For the application, you are required to have docker installed. To install docker, follow the instructions given on the link Docker Installation Guide.
Further ensure, you have git installed in your device OS. If not you can install git by just using the following command:
sudo apt install git-all
-
Git clone the repository First step is to clone the whole repository.
git clone https://github.com/Achuthankrishna/head_pose_app
Get into the folder
cd head_pose_app
-
Build the Docker Image In the command line first execute:
docker -v
to check your docker version. Once done , execute the command below to build the container:
sudo docker build -t head_pose_app .
-
Start the Container To start the streamlit web application, run ( Debian Systems) :
sudo docker run --privileged -v /dev/video0:/dev/video0 -p 8501:8501 head_pose_app
This command then map the port 8501 of the container to port 8501 on your host machine.
-
Click the link on the terminal Last step is to either click on the link on terminal , else type
localhost:8501
on any browser on the system.
- Open your web browser and navigate to
http://localhost:85001
or click on the link presented on the terminal. - The user will be presented with a web interface given with instructions on how to nod and key analogies.
- Click on
Start
, to start the application, else if user is not feeling the moment to use the application, they can pressQuit App
to kill the process. - Read the question on the side bar and press on
Answer Question
to open the interface, else the user wants to skip question, they can pressChange Question
. - When pressed
Answer Question
, a countdown will be presented to the user , upon which the camera frame opens up for their response. - The software first records the interaction in a 3 second window.

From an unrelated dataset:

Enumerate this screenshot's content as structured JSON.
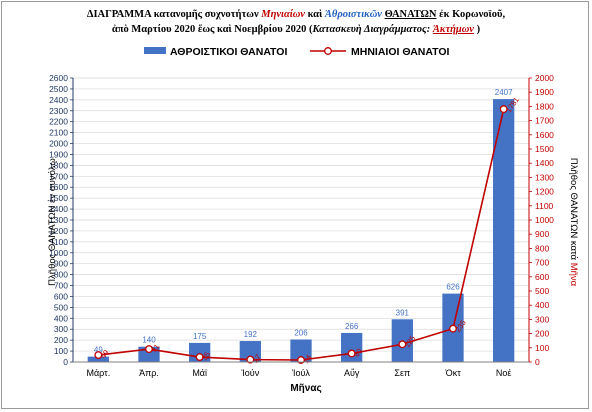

If the detector can't detect any proper sign, it will keep prompting the user to re-record their interaction.
- At any point of time user can skip to the next question pressing
Change Question
button or can quit the app pressingQuit App
. Once the user answers the given question, the detector presents the output. - The user can either choose to re-answer if they're not satisfied with the detection , else can press continue to log their interaction for the question.
- Upon completing all Questions, the webapp will present the option of either to restart from first or quit the application. On presseing
Restart
the application starts recording response from the first question.

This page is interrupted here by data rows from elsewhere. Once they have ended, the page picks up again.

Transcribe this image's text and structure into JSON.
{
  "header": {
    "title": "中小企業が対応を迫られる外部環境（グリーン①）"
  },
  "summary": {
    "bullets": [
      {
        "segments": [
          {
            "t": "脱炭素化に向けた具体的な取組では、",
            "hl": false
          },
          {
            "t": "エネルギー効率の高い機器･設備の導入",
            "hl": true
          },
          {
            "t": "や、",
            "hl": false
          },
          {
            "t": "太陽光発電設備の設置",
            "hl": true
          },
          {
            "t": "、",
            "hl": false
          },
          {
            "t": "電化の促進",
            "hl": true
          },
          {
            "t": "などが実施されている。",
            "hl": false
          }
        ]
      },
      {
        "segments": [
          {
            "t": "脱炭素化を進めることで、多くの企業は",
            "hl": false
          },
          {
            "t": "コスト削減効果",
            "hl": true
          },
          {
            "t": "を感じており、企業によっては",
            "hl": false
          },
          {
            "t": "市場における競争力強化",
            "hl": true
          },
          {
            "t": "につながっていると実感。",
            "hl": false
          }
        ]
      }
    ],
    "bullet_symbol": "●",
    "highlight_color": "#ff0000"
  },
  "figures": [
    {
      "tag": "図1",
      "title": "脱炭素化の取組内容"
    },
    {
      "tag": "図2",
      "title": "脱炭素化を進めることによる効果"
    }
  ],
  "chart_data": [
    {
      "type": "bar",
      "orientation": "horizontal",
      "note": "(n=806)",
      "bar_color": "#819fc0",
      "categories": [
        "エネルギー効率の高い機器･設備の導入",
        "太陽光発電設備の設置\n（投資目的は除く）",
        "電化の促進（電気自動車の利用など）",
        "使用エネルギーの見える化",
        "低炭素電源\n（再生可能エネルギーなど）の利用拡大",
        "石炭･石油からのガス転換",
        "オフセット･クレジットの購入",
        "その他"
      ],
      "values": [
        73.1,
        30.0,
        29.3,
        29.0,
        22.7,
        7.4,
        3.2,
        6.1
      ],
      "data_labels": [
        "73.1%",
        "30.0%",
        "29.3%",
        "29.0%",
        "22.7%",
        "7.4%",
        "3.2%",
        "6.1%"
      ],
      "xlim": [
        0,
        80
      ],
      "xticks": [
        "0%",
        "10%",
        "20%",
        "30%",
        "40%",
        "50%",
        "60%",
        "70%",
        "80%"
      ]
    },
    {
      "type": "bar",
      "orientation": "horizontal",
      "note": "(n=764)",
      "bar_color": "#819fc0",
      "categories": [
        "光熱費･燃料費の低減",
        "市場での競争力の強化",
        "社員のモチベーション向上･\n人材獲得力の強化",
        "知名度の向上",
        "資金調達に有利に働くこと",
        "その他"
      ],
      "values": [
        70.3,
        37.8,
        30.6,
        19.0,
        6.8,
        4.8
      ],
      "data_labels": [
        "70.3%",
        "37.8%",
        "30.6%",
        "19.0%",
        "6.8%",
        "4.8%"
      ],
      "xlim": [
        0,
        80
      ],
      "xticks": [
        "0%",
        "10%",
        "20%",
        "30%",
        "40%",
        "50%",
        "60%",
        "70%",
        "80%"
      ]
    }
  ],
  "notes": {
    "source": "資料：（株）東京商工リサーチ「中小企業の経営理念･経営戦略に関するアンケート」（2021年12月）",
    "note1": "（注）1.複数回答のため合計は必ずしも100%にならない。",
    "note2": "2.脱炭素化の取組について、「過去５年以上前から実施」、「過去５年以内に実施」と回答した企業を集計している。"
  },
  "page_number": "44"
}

- The detection algorithm is majorly functioning on majority action recorded for the frame time. These actions are decided by first obtaining facial landmarks using mediapipe blendshape and FaceMeshV2 model.
- The obtained facial landmarks are indexed and I chose the nasal index and the extreme cheekbone index, which can be viewed from this image
- From the obtained indices, we record all 3d and 2d locations of the landard for each frame and use PnPSolver to get rotation and translation vector. Further we obtain rotation matrices using Rodrigues formula.

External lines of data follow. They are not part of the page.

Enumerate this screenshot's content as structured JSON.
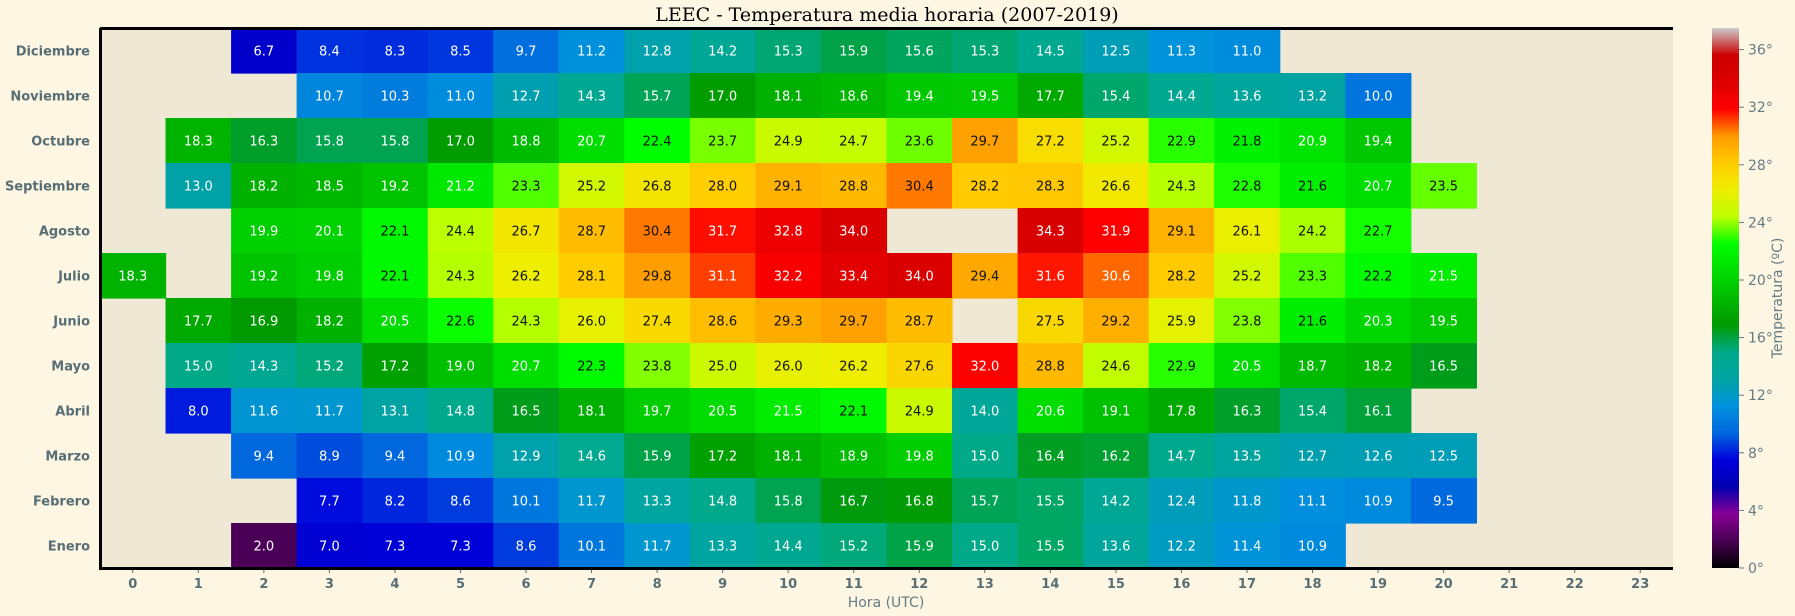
{
  "chart_data": {
    "type": "heatmap",
    "title": "LEEC - Temperatura media horaria (2007-2019)",
    "xlabel": "Hora (UTC)",
    "ylabel": "",
    "x": [
      "0",
      "1",
      "2",
      "3",
      "4",
      "5",
      "6",
      "7",
      "8",
      "9",
      "10",
      "11",
      "12",
      "13",
      "14",
      "15",
      "16",
      "17",
      "18",
      "19",
      "20",
      "21",
      "22",
      "23"
    ],
    "rows": [
      {
        "label": "Diciembre",
        "values": [
          null,
          null,
          6.7,
          8.4,
          8.3,
          8.5,
          9.7,
          11.2,
          12.8,
          14.2,
          15.3,
          15.9,
          15.6,
          15.3,
          14.5,
          12.5,
          11.3,
          11.0,
          null,
          null,
          null,
          null,
          null,
          null
        ]
      },
      {
        "label": "Noviembre",
        "values": [
          null,
          null,
          null,
          10.7,
          10.3,
          11.0,
          12.7,
          14.3,
          15.7,
          17.0,
          18.1,
          18.6,
          19.4,
          19.5,
          17.7,
          15.4,
          14.4,
          13.6,
          13.2,
          10.0,
          null,
          null,
          null,
          null
        ]
      },
      {
        "label": "Octubre",
        "values": [
          null,
          18.3,
          16.3,
          15.8,
          15.8,
          17.0,
          18.8,
          20.7,
          22.4,
          23.7,
          24.9,
          24.7,
          23.6,
          29.7,
          27.2,
          25.2,
          22.9,
          21.8,
          20.9,
          19.4,
          null,
          null,
          null,
          null
        ]
      },
      {
        "label": "Septiembre",
        "values": [
          null,
          13.0,
          18.2,
          18.5,
          19.2,
          21.2,
          23.3,
          25.2,
          26.8,
          28.0,
          29.1,
          28.8,
          30.4,
          28.2,
          28.3,
          26.6,
          24.3,
          22.8,
          21.6,
          20.7,
          23.5,
          null,
          null,
          null
        ]
      },
      {
        "label": "Agosto",
        "values": [
          null,
          null,
          19.9,
          20.1,
          22.1,
          24.4,
          26.7,
          28.7,
          30.4,
          31.7,
          32.8,
          34.0,
          null,
          null,
          34.3,
          31.9,
          29.1,
          26.1,
          24.2,
          22.7,
          null,
          null,
          null,
          null
        ]
      },
      {
        "label": "Julio",
        "values": [
          18.3,
          null,
          19.2,
          19.8,
          22.1,
          24.3,
          26.2,
          28.1,
          29.8,
          31.1,
          32.2,
          33.4,
          34.0,
          29.4,
          31.6,
          30.6,
          28.2,
          25.2,
          23.3,
          22.2,
          21.5,
          null,
          null,
          null
        ]
      },
      {
        "label": "Junio",
        "values": [
          null,
          17.7,
          16.9,
          18.2,
          20.5,
          22.6,
          24.3,
          26.0,
          27.4,
          28.6,
          29.3,
          29.7,
          28.7,
          null,
          27.5,
          29.2,
          25.9,
          23.8,
          21.6,
          20.3,
          19.5,
          null,
          null,
          null
        ]
      },
      {
        "label": "Mayo",
        "values": [
          null,
          15.0,
          14.3,
          15.2,
          17.2,
          19.0,
          20.7,
          22.3,
          23.8,
          25.0,
          26.0,
          26.2,
          27.6,
          32.0,
          28.8,
          24.6,
          22.9,
          20.5,
          18.7,
          18.2,
          16.5,
          null,
          null,
          null
        ]
      },
      {
        "label": "Abril",
        "values": [
          null,
          8.0,
          11.6,
          11.7,
          13.1,
          14.8,
          16.5,
          18.1,
          19.7,
          20.5,
          21.5,
          22.1,
          24.9,
          14.0,
          20.6,
          19.1,
          17.8,
          16.3,
          15.4,
          16.1,
          null,
          null,
          null,
          null
        ]
      },
      {
        "label": "Marzo",
        "values": [
          null,
          null,
          9.4,
          8.9,
          9.4,
          10.9,
          12.9,
          14.6,
          15.9,
          17.2,
          18.1,
          18.9,
          19.8,
          15.0,
          16.4,
          16.2,
          14.7,
          13.5,
          12.7,
          12.6,
          12.5,
          null,
          null,
          null
        ]
      },
      {
        "label": "Febrero",
        "values": [
          null,
          null,
          null,
          7.7,
          8.2,
          8.6,
          10.1,
          11.7,
          13.3,
          14.8,
          15.8,
          16.7,
          16.8,
          15.7,
          15.5,
          14.2,
          12.4,
          11.8,
          11.1,
          10.9,
          9.5,
          null,
          null,
          null
        ]
      },
      {
        "label": "Enero",
        "values": [
          null,
          null,
          2.0,
          7.0,
          7.3,
          7.3,
          8.6,
          10.1,
          11.7,
          13.3,
          14.4,
          15.2,
          15.9,
          15.0,
          15.5,
          13.6,
          12.2,
          11.4,
          10.9,
          null,
          null,
          null,
          null,
          null
        ]
      }
    ],
    "colorbar": {
      "label": "Temperatura (ºC)",
      "range": [
        0,
        37.5
      ],
      "ticks": [
        0,
        4,
        8,
        12,
        16,
        20,
        24,
        28,
        32,
        36
      ],
      "tick_labels": [
        "0°",
        "4°",
        "8°",
        "12°",
        "16°",
        "20°",
        "24°",
        "28°",
        "32°",
        "36°"
      ],
      "colormap": "nipy_spectral"
    }
  }
}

- Based on the Euler angles, the I classifies the predominant motion of the face. If the rotation about the y-axis (y) is significant (beyond a threshold), it indicates looking left or right. If the rotation about the x-axis (x) is significant, it indicates looking up or down. Otherwise, the face is considered to be facing forward.
- Then we count the occurrences of different types of motions and identify the predominant motion over the 3 second frame.Based on the predominant motion, the function returns the response, categorizing it as "Yes", "No", or "Undetermined" .
- If user encounter any issues with the video recording, ensure your Docker is configured correctly. The application is best developed for a debian device where camera device ID is accessible and not truncated.
- Any issues with dependency versions, refer to
requirements.txt
and adjust the package versions if necessary.